[geeks] Ubuntu partition on Bootcamp Mac?

Doug McLaren dougmc at frenzied.us
Thu Aug 2 11:58:29 CDT 2007


On Thu, Aug 02, 2007 at 09:35:53AM -0500, Bill Bradford wrote:
| On Thu, Aug 02, 2007 at 07:47:40AM -0500, Doug McLaren wrote:
| > | Sure, I'll pay REAL money to own VIRTUAL property!  Not.
| > So sunhelp.org (the domain name) is free?  Or is somebody else paying
| > for it?  Or do you think it's not `virtual' ?
| > Enquiring minds want to know! :)
| 
| I pay money every year for a domain name.  I don't pretend that a bunch
| of bits is a house in the middle of a field, or something. 8-)

My point is that your domain name is virtual, it's property, and yet
you pay real money for it.  There's not even any `real' property
behind it, like one would have if one bought stock.

But yeah, I wouldn't pay dollars for a house in SL.  Perhaps I might
though if I played the game, and thought that having the house would
make it more fun.

| And along the lines of a prior discussion - what happens when Linden
| starts charging property taxes?  WHAT THEN?

I thought they already did?  I thought that if you owned land in SL,
you had to pay a certain amount in tax for it each month.  In Linden
dollars, of course.

In any event, I don't see why people would debate taxing things in
things like SL.  The answer is obvious, and already done -- as long as
the money stays virtual, there is no tax.  The moment you exchange
virtual assets for real assets, that's a taxable event.  When your
real world stocks go up, you don't pay taxes on them, do you?  You pay
taxes when you realize the profit, not when you recognize it.

Now, at least in the US, people do pay property taxes, but it's
usually only for things like land or buildings.  You don't pay
property taxes on your computer or plasma TV.

(Now, business do pay property taxes on more of their property.)

I guess they could try to expand that to `virtual' land, but that
would just be ... weird.  What state/county is my virtual land in?  If
I'm paying property taxes to Texas (or whatever state Linden or their
server is in), why can't I find my property on a legal map?
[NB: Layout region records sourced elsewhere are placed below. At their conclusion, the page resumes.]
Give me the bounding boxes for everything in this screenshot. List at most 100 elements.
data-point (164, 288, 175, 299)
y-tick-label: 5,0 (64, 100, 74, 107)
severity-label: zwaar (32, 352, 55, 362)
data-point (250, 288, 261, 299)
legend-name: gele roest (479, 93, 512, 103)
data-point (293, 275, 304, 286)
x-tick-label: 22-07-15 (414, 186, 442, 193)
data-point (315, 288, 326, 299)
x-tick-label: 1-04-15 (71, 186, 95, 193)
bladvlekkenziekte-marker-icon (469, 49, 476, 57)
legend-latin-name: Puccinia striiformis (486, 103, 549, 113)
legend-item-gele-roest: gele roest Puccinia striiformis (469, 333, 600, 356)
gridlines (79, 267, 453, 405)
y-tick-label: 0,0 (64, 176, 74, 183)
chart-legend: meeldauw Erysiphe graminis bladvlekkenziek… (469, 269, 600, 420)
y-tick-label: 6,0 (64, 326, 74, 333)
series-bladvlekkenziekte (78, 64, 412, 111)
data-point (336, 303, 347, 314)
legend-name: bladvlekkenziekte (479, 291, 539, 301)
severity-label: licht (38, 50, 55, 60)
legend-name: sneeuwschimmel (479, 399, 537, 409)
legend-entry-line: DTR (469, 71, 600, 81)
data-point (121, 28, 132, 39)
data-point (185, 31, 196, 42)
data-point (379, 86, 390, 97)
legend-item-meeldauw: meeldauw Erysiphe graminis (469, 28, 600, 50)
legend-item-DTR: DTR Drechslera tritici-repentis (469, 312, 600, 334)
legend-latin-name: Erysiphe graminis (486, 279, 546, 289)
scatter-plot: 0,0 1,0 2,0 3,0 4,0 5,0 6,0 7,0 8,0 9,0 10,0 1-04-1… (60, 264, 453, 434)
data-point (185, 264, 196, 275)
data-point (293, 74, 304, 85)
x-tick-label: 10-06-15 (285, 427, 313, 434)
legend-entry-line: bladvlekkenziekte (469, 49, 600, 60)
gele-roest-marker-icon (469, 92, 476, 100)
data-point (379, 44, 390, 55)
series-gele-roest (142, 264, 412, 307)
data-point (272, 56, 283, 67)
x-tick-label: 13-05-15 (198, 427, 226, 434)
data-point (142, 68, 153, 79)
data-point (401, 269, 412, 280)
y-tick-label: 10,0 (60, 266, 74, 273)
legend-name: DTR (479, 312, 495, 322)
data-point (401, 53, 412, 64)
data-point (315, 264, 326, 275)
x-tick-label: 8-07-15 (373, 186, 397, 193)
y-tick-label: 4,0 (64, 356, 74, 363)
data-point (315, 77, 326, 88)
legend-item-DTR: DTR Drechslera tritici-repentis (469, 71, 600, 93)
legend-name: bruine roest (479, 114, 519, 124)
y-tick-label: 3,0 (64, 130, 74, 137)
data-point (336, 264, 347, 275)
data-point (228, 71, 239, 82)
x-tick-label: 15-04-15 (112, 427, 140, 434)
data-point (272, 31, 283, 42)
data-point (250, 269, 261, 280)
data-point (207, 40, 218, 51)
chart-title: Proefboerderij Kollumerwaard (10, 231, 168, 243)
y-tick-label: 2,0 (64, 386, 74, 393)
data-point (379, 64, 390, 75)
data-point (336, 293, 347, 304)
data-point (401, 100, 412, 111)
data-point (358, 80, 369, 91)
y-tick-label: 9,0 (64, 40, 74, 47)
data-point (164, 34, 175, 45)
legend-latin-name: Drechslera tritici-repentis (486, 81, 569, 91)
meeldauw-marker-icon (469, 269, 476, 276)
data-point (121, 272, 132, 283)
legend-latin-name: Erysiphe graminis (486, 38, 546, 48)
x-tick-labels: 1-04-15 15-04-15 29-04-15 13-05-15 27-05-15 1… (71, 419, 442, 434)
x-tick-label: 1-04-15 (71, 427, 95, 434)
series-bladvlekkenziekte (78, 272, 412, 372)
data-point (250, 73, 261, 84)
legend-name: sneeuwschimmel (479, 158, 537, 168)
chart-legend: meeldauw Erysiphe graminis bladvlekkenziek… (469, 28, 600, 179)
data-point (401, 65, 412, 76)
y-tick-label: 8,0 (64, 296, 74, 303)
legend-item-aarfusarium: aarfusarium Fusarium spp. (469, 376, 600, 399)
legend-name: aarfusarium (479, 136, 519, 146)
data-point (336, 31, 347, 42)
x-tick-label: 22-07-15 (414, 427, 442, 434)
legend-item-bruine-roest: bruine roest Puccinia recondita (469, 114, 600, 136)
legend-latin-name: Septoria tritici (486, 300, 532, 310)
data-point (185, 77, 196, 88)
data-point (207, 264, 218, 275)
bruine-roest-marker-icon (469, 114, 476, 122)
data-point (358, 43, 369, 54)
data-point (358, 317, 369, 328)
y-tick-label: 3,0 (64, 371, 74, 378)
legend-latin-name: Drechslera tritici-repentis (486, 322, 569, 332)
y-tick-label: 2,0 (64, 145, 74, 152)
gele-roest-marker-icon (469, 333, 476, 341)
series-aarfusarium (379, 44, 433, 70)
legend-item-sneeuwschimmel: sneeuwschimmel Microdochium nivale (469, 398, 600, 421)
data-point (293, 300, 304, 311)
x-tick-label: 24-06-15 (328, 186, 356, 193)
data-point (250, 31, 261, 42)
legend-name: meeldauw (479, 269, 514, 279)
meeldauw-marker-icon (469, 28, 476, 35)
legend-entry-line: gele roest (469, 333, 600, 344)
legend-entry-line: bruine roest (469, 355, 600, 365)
Hopefully common sense will prevail and they'll leave things as-is.
Considering how `vague' the idea of taxing land in a game like SL is,
they'll probably never be able to work out how to do it, and so common
sense will prevail -- by accident, but hey, we take what we can get.

-- 
Doug McLaren, dougmc at frenzied.us
You can tune a piano, but you can't tuna fish.
You can tune a filesystem, but you can't tuna fish.